The less loaded term for embryo adoption is "embryo donation." It typically signifies that a couple who have undergone in vitro fertilization, and have had as many children as they wish to, are releasing their leftover embryos for use by other would-be parents. Of some 400,000 frozen embryos in the country, according to the RAND Corporation, about 9,000 are designated for other families. (Another 11,000 are designated for research, while the balance remain unused in freezers.)

Medically, embryo adoption and embryo donation are identical. But to promoters of embryo adoption, which term you use makes all the difference: "We would like for embryos to be recognized as human life and therefore to be adopted as opposed to treated as property," explains Kathryn Deiters, director of development at the Nightlight Christian Adoptions agency, in California, which has been offering embryo adoptions since the late 1990's. Nightlight also favors the term "snowflakes." As the agency's executive director, Ron Stoddart, told The Washington Times: "Like snowflakes, these embryos are unique, they're fragile and, of course, they're frozen.. . .It's a perfect analogy."

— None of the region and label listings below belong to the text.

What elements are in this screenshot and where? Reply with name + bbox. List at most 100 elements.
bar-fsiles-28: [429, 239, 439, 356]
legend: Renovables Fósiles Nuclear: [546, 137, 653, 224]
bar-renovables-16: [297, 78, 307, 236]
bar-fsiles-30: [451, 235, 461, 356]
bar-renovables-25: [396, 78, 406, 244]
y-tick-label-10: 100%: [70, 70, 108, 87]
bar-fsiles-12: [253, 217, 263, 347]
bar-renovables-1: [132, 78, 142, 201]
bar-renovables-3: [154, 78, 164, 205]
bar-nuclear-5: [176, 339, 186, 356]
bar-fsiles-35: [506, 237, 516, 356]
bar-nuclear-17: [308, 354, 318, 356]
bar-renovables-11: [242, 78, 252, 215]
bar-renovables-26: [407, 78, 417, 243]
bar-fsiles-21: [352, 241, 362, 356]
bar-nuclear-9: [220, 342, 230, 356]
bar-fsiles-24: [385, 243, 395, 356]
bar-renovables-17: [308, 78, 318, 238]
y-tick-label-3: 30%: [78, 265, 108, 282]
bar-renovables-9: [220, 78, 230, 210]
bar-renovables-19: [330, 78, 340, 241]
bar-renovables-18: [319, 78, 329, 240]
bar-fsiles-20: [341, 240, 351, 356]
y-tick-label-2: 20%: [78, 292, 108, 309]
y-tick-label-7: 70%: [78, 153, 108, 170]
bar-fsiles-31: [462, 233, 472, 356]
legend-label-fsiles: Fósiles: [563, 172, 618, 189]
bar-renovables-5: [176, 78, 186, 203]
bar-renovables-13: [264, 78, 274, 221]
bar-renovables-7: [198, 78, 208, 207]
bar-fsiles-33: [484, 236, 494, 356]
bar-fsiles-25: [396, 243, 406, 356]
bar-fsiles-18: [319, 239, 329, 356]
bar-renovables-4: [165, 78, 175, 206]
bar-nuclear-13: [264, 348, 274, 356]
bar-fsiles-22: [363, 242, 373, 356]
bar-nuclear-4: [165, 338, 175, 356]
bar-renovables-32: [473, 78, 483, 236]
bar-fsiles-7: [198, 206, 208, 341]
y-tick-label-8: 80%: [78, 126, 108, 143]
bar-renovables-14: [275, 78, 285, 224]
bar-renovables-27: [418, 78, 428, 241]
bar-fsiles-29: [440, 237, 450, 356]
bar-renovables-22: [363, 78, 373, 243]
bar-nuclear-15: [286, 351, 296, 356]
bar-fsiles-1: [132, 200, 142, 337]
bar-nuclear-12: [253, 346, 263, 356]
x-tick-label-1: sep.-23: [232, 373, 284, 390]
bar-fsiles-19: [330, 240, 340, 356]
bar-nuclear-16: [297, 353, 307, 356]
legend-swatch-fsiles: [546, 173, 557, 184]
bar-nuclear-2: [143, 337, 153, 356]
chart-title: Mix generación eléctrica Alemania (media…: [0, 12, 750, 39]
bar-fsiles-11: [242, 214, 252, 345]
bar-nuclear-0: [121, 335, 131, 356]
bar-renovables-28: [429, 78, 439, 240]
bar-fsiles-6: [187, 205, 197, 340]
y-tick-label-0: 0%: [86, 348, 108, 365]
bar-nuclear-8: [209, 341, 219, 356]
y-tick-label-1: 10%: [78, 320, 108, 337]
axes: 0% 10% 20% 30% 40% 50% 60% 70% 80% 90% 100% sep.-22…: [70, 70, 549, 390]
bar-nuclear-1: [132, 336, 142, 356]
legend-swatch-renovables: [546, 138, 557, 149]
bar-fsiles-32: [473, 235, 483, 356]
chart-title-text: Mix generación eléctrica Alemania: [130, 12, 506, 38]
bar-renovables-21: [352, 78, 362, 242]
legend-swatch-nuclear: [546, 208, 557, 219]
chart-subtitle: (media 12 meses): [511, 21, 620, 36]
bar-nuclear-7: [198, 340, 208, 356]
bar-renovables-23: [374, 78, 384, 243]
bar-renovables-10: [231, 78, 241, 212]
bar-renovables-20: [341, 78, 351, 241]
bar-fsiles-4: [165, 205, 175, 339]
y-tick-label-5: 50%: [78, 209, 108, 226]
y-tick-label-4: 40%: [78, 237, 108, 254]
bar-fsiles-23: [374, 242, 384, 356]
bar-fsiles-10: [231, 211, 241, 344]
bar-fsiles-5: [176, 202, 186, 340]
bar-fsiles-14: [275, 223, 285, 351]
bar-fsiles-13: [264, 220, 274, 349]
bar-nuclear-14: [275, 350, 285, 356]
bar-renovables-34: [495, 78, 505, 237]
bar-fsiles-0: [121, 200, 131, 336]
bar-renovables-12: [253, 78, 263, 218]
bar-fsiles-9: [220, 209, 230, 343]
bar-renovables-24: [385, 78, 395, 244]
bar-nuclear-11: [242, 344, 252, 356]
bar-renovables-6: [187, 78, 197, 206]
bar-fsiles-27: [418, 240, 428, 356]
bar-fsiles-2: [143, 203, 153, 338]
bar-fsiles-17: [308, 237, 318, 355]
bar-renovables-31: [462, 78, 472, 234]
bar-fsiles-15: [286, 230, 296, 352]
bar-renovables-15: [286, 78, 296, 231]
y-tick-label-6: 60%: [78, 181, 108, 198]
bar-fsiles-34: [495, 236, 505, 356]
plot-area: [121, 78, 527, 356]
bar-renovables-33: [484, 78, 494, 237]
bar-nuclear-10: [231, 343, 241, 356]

In May, President Bush delighted the Nightlight agency when he met with some of its young success stories, who wore "Former Embryo" stickers on their chests. He used the occasion to stress his opposition to legislation supporting wider stem-cell research with embryos.

The number of snowflake babies so far is small. But liberating the in vitro world's ice chests is only part of the movement's goals; raising consciousness is the rest. Advocates would like to see courts consider embryo-transfer disputes under adoption law rather than contract law, as now occurs. Making snowflakes subject to adoption law, it is hoped, would be an important symbolic step toward the movement's ultimate goal: granting embryos the rights of human beings.